' ' Cinema Romantico: Cinema Romantico's Cannes Brûlé Palme

Wednesday, May 29, 2019

Cinema Romantico's Cannes Brûlé Palme

The 72nd Cannes Film Festival concluded this past weekend. There were, per reports, possibly up to twenty-nine masterpieces screened. And while Antonio Banderas won Best Actor for “Pain & Glory”, and while Willem Dafoe’s turn in “The Lighthouse” was equally lauded, Taron Egerton nevertheless emerged as pre-Pre Best Actor Favorite for playing Elton John in “Rocketman” because byzantine Best Actor rules dictate that all Best Actor winners come from musical biopics. I didn’t make the sytem, people. You can write your local representative at The Academy of Motion Picture Arts and Sciences.

But then, none of that interested Cinema Romantico which, once again, was unable to attend the south of France cinematic carousal because, once again, the only outlet willing to give us accreditation was Horse & Hound. Still, that does not prevent us, just as it never prevents us, from bestowing our non-celebrated, un-exalted Brûlé Palme, this blog’s variation on Cannes’ prestigious Palme d’Or, awarded each year to Cinema Romantico’s favorite Cannes Film Festival attendee. Last year’s Brûlé Palme was cancelled in deference to Asia Argento respectfully making it real, and there were attendees this year who made it real too. But we didn’t feel like canceling the award in 2019. No, in realizing we’ve only got, what, twenty, thirty good years left of the red carpet not being underwater, we felt like reveling in the glorious silliness of the whole shindig. That’s why, following in the footsteps of past winners such as Kylie MinogueBill Murray, and, of course, her eminence, Nicole Kidman, this year’s recipient of Cinema Romantico’s faux-illustrious Brûlé Palme is Marion Cotillard.
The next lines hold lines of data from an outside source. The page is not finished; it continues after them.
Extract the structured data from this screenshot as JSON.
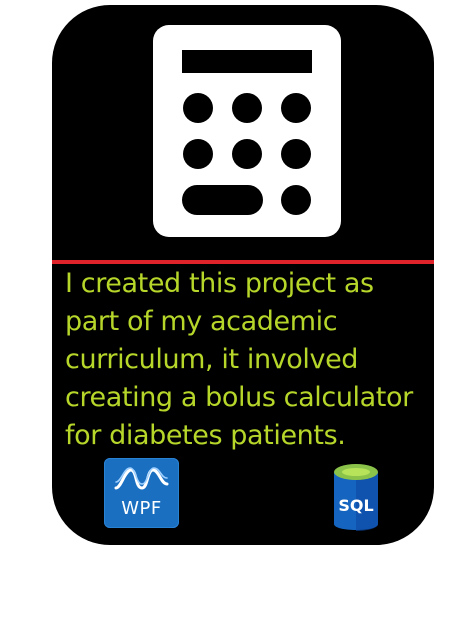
{
  "card": {
    "description": "I created this project as part of my academic curriculum, it involved creating a bolus calculator for diabetes patients."
  },
  "logos": {
    "wpf_label": "WPF",
    "sql_label": "SQL"
  },
  "icons": {
    "main": "calculator-icon",
    "left_logo": "wpf-logo-icon",
    "right_logo": "sql-database-icon"
  },
  "colors": {
    "card_background": "#000000",
    "divider": "#e0222b",
    "text": "#b6d62a",
    "wpf_blue": "#1a6fc1",
    "sql_blue": "#1565c0",
    "sql_green": "#8bc34a"
  }
}
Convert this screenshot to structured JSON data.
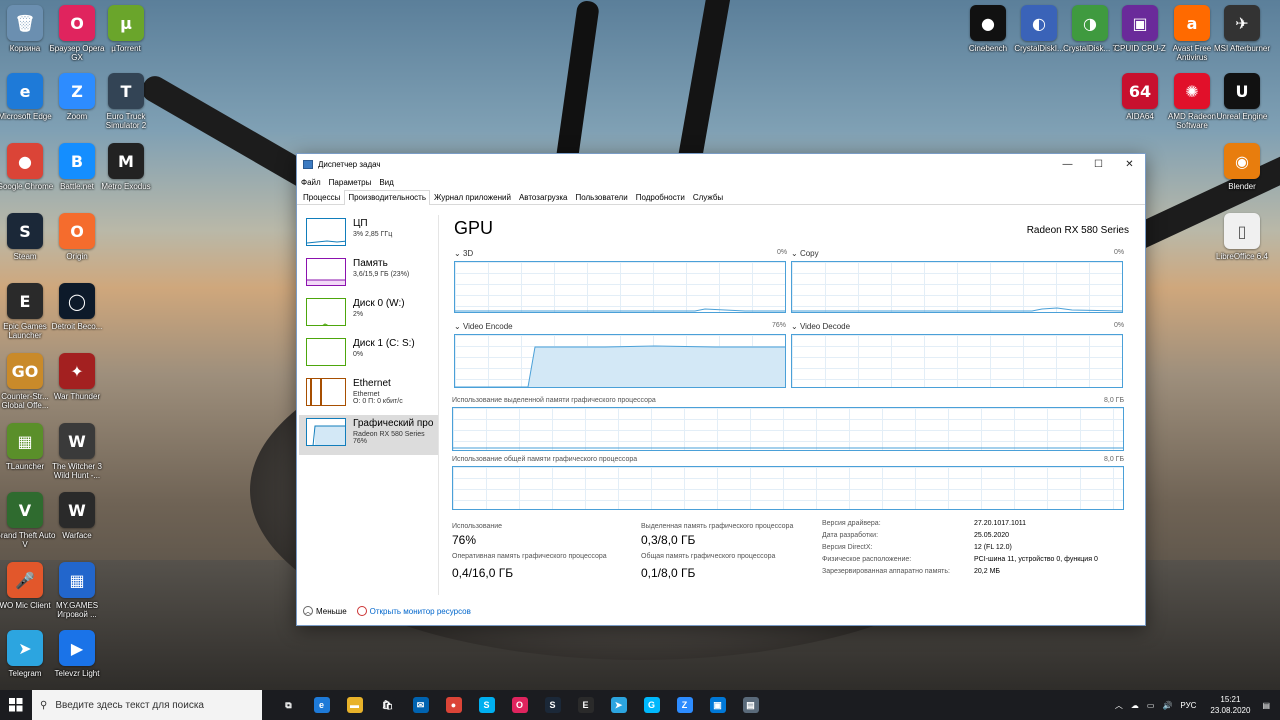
{
  "desktop": {
    "icons_left": [
      {
        "label": "Корзина",
        "icon": "recycle-bin-icon",
        "color": "#6b8fb0",
        "glyph": "🗑"
      },
      {
        "label": "Браузер Opera GX",
        "icon": "opera-icon",
        "color": "#e0245e",
        "glyph": "O"
      },
      {
        "label": "µTorrent",
        "icon": "utorrent-icon",
        "color": "#6aa52b",
        "glyph": "µ"
      },
      {
        "label": "Microsoft Edge",
        "icon": "edge-icon",
        "color": "#1e7ad8",
        "glyph": "e"
      },
      {
        "label": "Zoom",
        "icon": "zoom-icon",
        "color": "#2d8cff",
        "glyph": "Z"
      },
      {
        "label": "Euro Truck Simulator 2",
        "icon": "ets2-icon",
        "color": "#334455",
        "glyph": "T"
      },
      {
        "label": "Google Chrome",
        "icon": "chrome-icon",
        "color": "#db4437",
        "glyph": "●"
      },
      {
        "label": "Battle.net",
        "icon": "battlenet-icon",
        "color": "#148eff",
        "glyph": "B"
      },
      {
        "label": "Metro Exodus",
        "icon": "metro-icon",
        "color": "#222222",
        "glyph": "M"
      },
      {
        "label": "Steam",
        "icon": "steam-icon",
        "color": "#1b2838",
        "glyph": "S"
      },
      {
        "label": "Origin",
        "icon": "origin-icon",
        "color": "#f56c2d",
        "glyph": "O"
      },
      {
        "label": "Epic Games Launcher",
        "icon": "epic-games-icon",
        "color": "#2a2a2a",
        "glyph": "E"
      },
      {
        "label": "Detroit Beco...",
        "icon": "detroit-icon",
        "color": "#0d1a2a",
        "glyph": "◯"
      },
      {
        "label": "Counter-Str... Global Offe...",
        "icon": "csgo-icon",
        "color": "#c98a2a",
        "glyph": "GO"
      },
      {
        "label": "War Thunder",
        "icon": "war-thunder-icon",
        "color": "#a32020",
        "glyph": "✦"
      },
      {
        "label": "TLauncher",
        "icon": "tlauncher-icon",
        "color": "#5a8f2a",
        "glyph": "▦"
      },
      {
        "label": "The Witcher 3 Wild Hunt -...",
        "icon": "witcher-icon",
        "color": "#3a3a3a",
        "glyph": "W"
      },
      {
        "label": "Grand Theft Auto V",
        "icon": "gta-icon",
        "color": "#2f6b2f",
        "glyph": "V"
      },
      {
        "label": "Warface",
        "icon": "warface-icon",
        "color": "#2a2a2a",
        "glyph": "W"
      },
      {
        "label": "WO Mic Client",
        "icon": "wo-mic-icon",
        "color": "#e2572b",
        "glyph": "🎤"
      },
      {
        "label": "MY.GAMES Игровой ...",
        "icon": "mygames-icon",
        "color": "#2266cc",
        "glyph": "▦"
      },
      {
        "label": "Telegram",
        "icon": "telegram-icon",
        "color": "#2ca5e0",
        "glyph": "➤"
      },
      {
        "label": "Televzr Light",
        "icon": "televzr-icon",
        "color": "#1a73e8",
        "glyph": "▶"
      }
    ],
    "icons_right": [
      {
        "label": "Cinebench",
        "icon": "cinebench-icon",
        "color": "#111111",
        "glyph": "●"
      },
      {
        "label": "CrystalDiskI...",
        "icon": "crystaldiskinfo-icon",
        "color": "#3a63b8",
        "glyph": "◐"
      },
      {
        "label": "CrystalDisk... 7",
        "icon": "crystaldiskmark-icon",
        "color": "#3f9a3f",
        "glyph": "◑"
      },
      {
        "label": "CPUID CPU-Z",
        "icon": "cpuz-icon",
        "color": "#6a2a9a",
        "glyph": "▣"
      },
      {
        "label": "Avast Free Antivirus",
        "icon": "avast-icon",
        "color": "#ff6a00",
        "glyph": "a"
      },
      {
        "label": "MSI Afterburner",
        "icon": "afterburner-icon",
        "color": "#333333",
        "glyph": "✈"
      },
      {
        "label": "AIDA64",
        "icon": "aida64-icon",
        "color": "#c8102e",
        "glyph": "64"
      },
      {
        "label": "AMD Radeon Software",
        "icon": "amd-radeon-icon",
        "color": "#e1102a",
        "glyph": "✺"
      },
      {
        "label": "Unreal Engine",
        "icon": "unreal-icon",
        "color": "#111111",
        "glyph": "U"
      },
      {
        "label": "Blender",
        "icon": "blender-icon",
        "color": "#e87d0d",
        "glyph": "◉"
      },
      {
        "label": "LibreOffice 6.4",
        "icon": "libreoffice-icon",
        "color": "#f0f0f0",
        "glyph": "▯"
      }
    ]
  },
  "window": {
    "title": "Диспетчер задач",
    "menu": [
      "Файл",
      "Параметры",
      "Вид"
    ],
    "tabs": [
      "Процессы",
      "Производительность",
      "Журнал приложений",
      "Автозагрузка",
      "Пользователи",
      "Подробности",
      "Службы"
    ],
    "active_tab": 1,
    "sidebar": [
      {
        "title": "ЦП",
        "line2": "3% 2,85 ГГц",
        "line3": "",
        "color": "#117dbb"
      },
      {
        "title": "Память",
        "line2": "3,6/15,9 ГБ (23%)",
        "line3": "",
        "color": "#8b12ae"
      },
      {
        "title": "Диск 0 (W:)",
        "line2": "2%",
        "line3": "",
        "color": "#4da60c"
      },
      {
        "title": "Диск 1 (C: S:)",
        "line2": "0%",
        "line3": "",
        "color": "#4da60c"
      },
      {
        "title": "Ethernet",
        "line2": "Ethernet",
        "line3": "О: 0 П: 0 кбит/с",
        "color": "#a74f01"
      },
      {
        "title": "Графический про",
        "line2": "Radeon RX 580 Series",
        "line3": "76%",
        "color": "#117dbb"
      }
    ],
    "gpu": {
      "title": "GPU",
      "model": "Radeon RX 580 Series",
      "engines": [
        {
          "name": "3D",
          "pct": "0%"
        },
        {
          "name": "Copy",
          "pct": "0%"
        },
        {
          "name": "Video Encode",
          "pct": "76%"
        },
        {
          "name": "Video Decode",
          "pct": "0%"
        }
      ],
      "dedicated_label": "Использование выделенной памяти графического процессора",
      "dedicated_max": "8,0 ГБ",
      "shared_label": "Использование общей памяти графического процессора",
      "shared_max": "8,0 ГБ",
      "stats": {
        "usage_label": "Использование",
        "usage_value": "76%",
        "dedicated_label": "Выделенная память графического процессора",
        "dedicated_value": "0,3/8,0 ГБ",
        "gpu_ram_label": "Оперативная память графического процессора",
        "gpu_ram_value": "0,4/16,0 ГБ",
        "shared_label": "Общая память графического процессора",
        "shared_value": "0,1/8,0 ГБ"
      },
      "info": [
        {
          "k": "Версия драйвера:",
          "v": "27.20.1017.1011"
        },
        {
          "k": "Дата разработки:",
          "v": "25.05.2020"
        },
        {
          "k": "Версия DirectX:",
          "v": "12 (FL 12.0)"
        },
        {
          "k": "Физическое расположение:",
          "v": "PCI-шина 11, устройство 0, функция 0"
        },
        {
          "k": "Зарезервированная аппаратно память:",
          "v": "20,2 МБ"
        }
      ]
    },
    "footer": {
      "less": "Меньше",
      "monitor": "Открыть монитор ресурсов"
    }
  },
  "taskbar": {
    "search_placeholder": "Введите здесь текст для поиска",
    "apps": [
      {
        "icon": "task-view-icon",
        "glyph": "⧉",
        "color": "#1b1c20"
      },
      {
        "icon": "edge-icon",
        "glyph": "e",
        "color": "#1e7ad8"
      },
      {
        "icon": "file-explorer-icon",
        "glyph": "▬",
        "color": "#e8b22a"
      },
      {
        "icon": "store-icon",
        "glyph": "🛍",
        "color": "#1b1c20"
      },
      {
        "icon": "mail-icon",
        "glyph": "✉",
        "color": "#0063b1"
      },
      {
        "icon": "chrome-icon",
        "glyph": "●",
        "color": "#db4437"
      },
      {
        "icon": "skype-icon",
        "glyph": "S",
        "color": "#00aff0"
      },
      {
        "icon": "opera-icon",
        "glyph": "O",
        "color": "#e0245e"
      },
      {
        "icon": "steam-icon",
        "glyph": "S",
        "color": "#1b2838"
      },
      {
        "icon": "epic-games-icon",
        "glyph": "E",
        "color": "#2a2a2a"
      },
      {
        "icon": "telegram-icon",
        "glyph": "➤",
        "color": "#2ca5e0"
      },
      {
        "icon": "logitech-icon",
        "glyph": "G",
        "color": "#00b8fc"
      },
      {
        "icon": "zoom-icon",
        "glyph": "Z",
        "color": "#2d8cff"
      },
      {
        "icon": "photos-icon",
        "glyph": "▣",
        "color": "#0078d7"
      },
      {
        "icon": "task-manager-icon",
        "glyph": "▤",
        "color": "#5a6a7a"
      }
    ],
    "lang": "РУС",
    "time": "15:21",
    "date": "23.08.2020"
  }
}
Don’t get the blog wrong, we appreciated Margot Robbie flouting red carpet protocol by sporting sequined trousers like a disco Katharine Hepburn, and the blog totally dug Charlotte Gainsbourg making Saint Laurent, of all things, feel like casual Friday at Cannes. But ultimately, it was Cotillard, arriving for a screening of “Matthias Et Maxime” by breaking Cannes etiquette, as Vogue notes, by exposing her abs with a crop top and pair of black shorts paired with, as W advises, a Balmain kimono and leather peep-toe boots that won the Burned Palm of our heart. This was not, however, Come As You Are, a la Sharon Stone’s infamous Gap t-shirt at the 1995 Oscars, product of an emergency rummage through the closet, but Come As You Feel Like It, creating a rift in the fashion universe, walking the red carpet like she was strolling along a south of France beach boardwalk. And no doubt if she was strolling along a south of France beach boardwalk she would have made it look like a wooden red carpet, a multi-purpose elegance, if you will, where she’s half-a-second away from running in the sand or gliding through a swank soiree, so effortlessly, enchantingly blurring the lines between leisure and glamour that she gives hope to all us rubes that fashion transformation is one accessory away.